AVC : les femmes principales victimes mais oubliées de la recherche

L’AVC représente la première cause de mortalité chez les femmes dans le monde mais ces dernières restent très mal informées de leurs facteurs de risque.

La rédaction d'Allo Docteurs
La rédaction d'Allo Docteurs
Rédigé le
AVC : les femmes principales victimes mais oubliées de la recherche

L’AVC représente la première cause de mortalité chez la femme au niveau mondial. Pourtant, elles demeurent peu informées de ce risque, restent sous représentées dans les essais cliniques, et les données sur les spécificités de ce groupe de population sont très hétérogènes d’un pays à l’autre, voire manquantes. C’est dans ce contexte que Charlotte Cordonnier (Inserm - CHU Lille) a coordonné une revue des publications internationales, publiée ce mois-ci dans la revue Nature reviews Neurology. Une étude écrite par des femmes chercheuses pour les femmes. Objectif : pointer les spécificités de l’AVC chez la femme afin de dégager des priorités de recherche futures et sensibiliser les pouvoirs publics pour faire décroître ce fléau mondial.

Des facteurs de risque spécifiques à la femme

Certains facteurs de risque de l'AVC sont plus sévères chez la femme que chez l'homme. En effet, le diabète ou l’hypertension sont plus importants chez les femmes et il a été montré que la survenue d’une hypertension au cours de la grossesse affectait le risque d’AVC de nombreuses années après la grossesse. La fibrillation auriculaire par exemple double le risque d’AVC par rapport aux hommes. Selon Charlotte Cordonnier, ces différences entre les hommes et les femmes n’ont émergé que récemment sous l’impulsion de la féminisation de la recherche. "Or être un homme ou une femme est une différence majeure", rappelle-t-elle. "L’objectif de cette publication est de sensibiliser le monde scientifique sur l’importance de réaliser des études qui prennent en compte les femmes afin de prescrire des traitements ad hoc. Pour l’AVC, on sait que les femmes de 80 ans sont les plus fortement touchées, néanmoins les études scientifiques disponibles ont été réalisées sur des hommes de 60 ans", précise la chercheuse. (Dans la plupart des études, il y a une limite d’âge pour éviter les cas de co-morbidité, ce qui explique que les personnes âgées soient écartées). De même, les tests réalisés sur des souris ne prennent en compte souvent que les mâles. Or, selon la chercheuse, si les médecins étaient mieux informés des spécificités liées à l’AVC chez la femme, ils pourraient mieux la soigner.
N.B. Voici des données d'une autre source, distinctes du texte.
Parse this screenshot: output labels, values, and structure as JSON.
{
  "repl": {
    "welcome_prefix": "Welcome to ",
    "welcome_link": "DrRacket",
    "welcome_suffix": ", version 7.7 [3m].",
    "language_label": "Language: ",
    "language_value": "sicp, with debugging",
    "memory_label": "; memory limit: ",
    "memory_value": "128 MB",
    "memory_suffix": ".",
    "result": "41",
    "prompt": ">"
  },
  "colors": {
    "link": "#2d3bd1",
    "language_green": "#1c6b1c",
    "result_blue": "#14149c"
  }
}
Des AVC considérés au départ comme des crises d'hystérie

Par ailleurs, les études internationales disponibles actuellement mettent en lumière des difficultés de prise en charge et de traitement de l’AVC chez la femme. "Les délais sont plus longs pour arriver à l’hôpital, et le diagnostic moins vite posé que chez l’homme, ce qui entraîne un traitement moins approprié", explique Charlotte Cordonnier. Les raisons de cette situation ne sont pas totalement claires même si les auteures précisent que les femmes, bien que connaissant davantage les symptômes d’un AVC que les hommes, seraient moins promptes à appeler l’ambulance pour elles-mêmes". Contrairement à ce que Charlotte Cordonnier pensait avant de commencer cette étude, ce sont bel et bien des facteurs socio-culturels qui sont en jeu dans les retards de prise en charge, plutôt que des données purement médicales. "Le professeur Charcot au 19ème siècle a mené plusieurs conférences pour expliquer que les femmes souffrent de crises d’hystérie, d’anxiété ou d’angoisse. C’est pourquoi aujourd'hui encore, lorsqu'elles arrivent aux urgences après un AVC, trop de médecins ne pensent pas tout de suite à l’AVC mais à l’hystérie", explique la chercheuse.

Vers des recommandations internationales spécifiques ?
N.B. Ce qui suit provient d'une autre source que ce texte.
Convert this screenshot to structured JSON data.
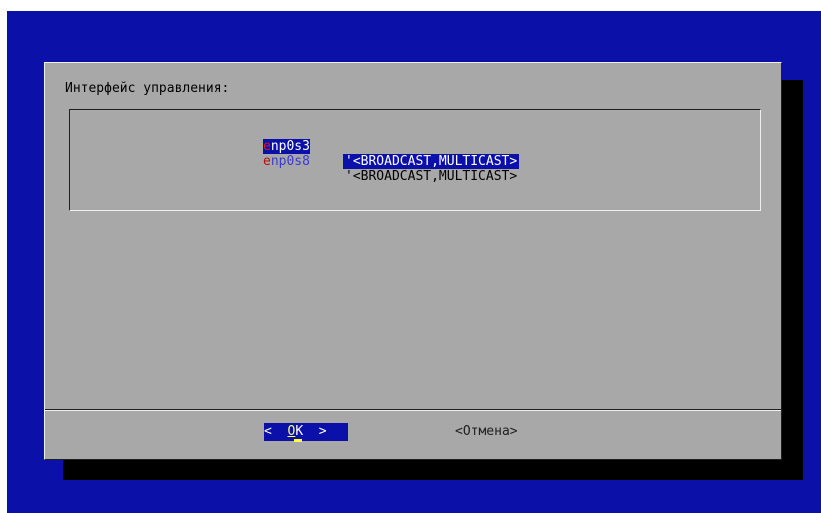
{
  "dialog": {
    "title": "Интерфейс управления:"
  },
  "interfaces": [
    {
      "first": "e",
      "rest": "np0s3",
      "description": "'<BROADCAST,MULTICAST>",
      "selected": true
    },
    {
      "first": "e",
      "rest": "np0s8",
      "description": "'<BROADCAST,MULTICAST>",
      "selected": false
    }
  ],
  "buttons": {
    "ok_left": "<  ",
    "ok_hot": "O",
    "ok_rest": "K  >",
    "cancel": "<Отмена>"
  },
  "colors": {
    "screen_bg": "#0a10a8",
    "dialog_bg": "#a8a8a8",
    "selection_bg": "#0a10a8"
  }
}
Les auteures estiment qu’un meilleur contrôle des facteurs de risque spécifiques chez les femmes ainsi que des recommandations internationales soient nécessaires pour réduire l’incidence de l’AVC féminin. "C’est bien le cerveau qui cause la plus grande mortalité chez les femmes", insiste la chercheuse. Des campagnes telles que "Je suis une femme", lancée par la World Stroke Organization pourraient compléter ces dispositifs en soulignant le fait que les femmes sont souvent les premières au sein de la famille à prendre soin de la victime d’un AVC mais néanmoins les moins biens prises en charge quand ce sont elles les victimes. Pourtant, pour qu’un AVC ne laisse pas de séquelles, il faut que les secours interviennent dans les premières heures.

" Les essais cliniques devraient aussi être conçus en prenant en compte la population des femmes, de manière à disposer de données plus complètes concernant les traitements et prises en charges efficaces", concluent les auteures de l'étude.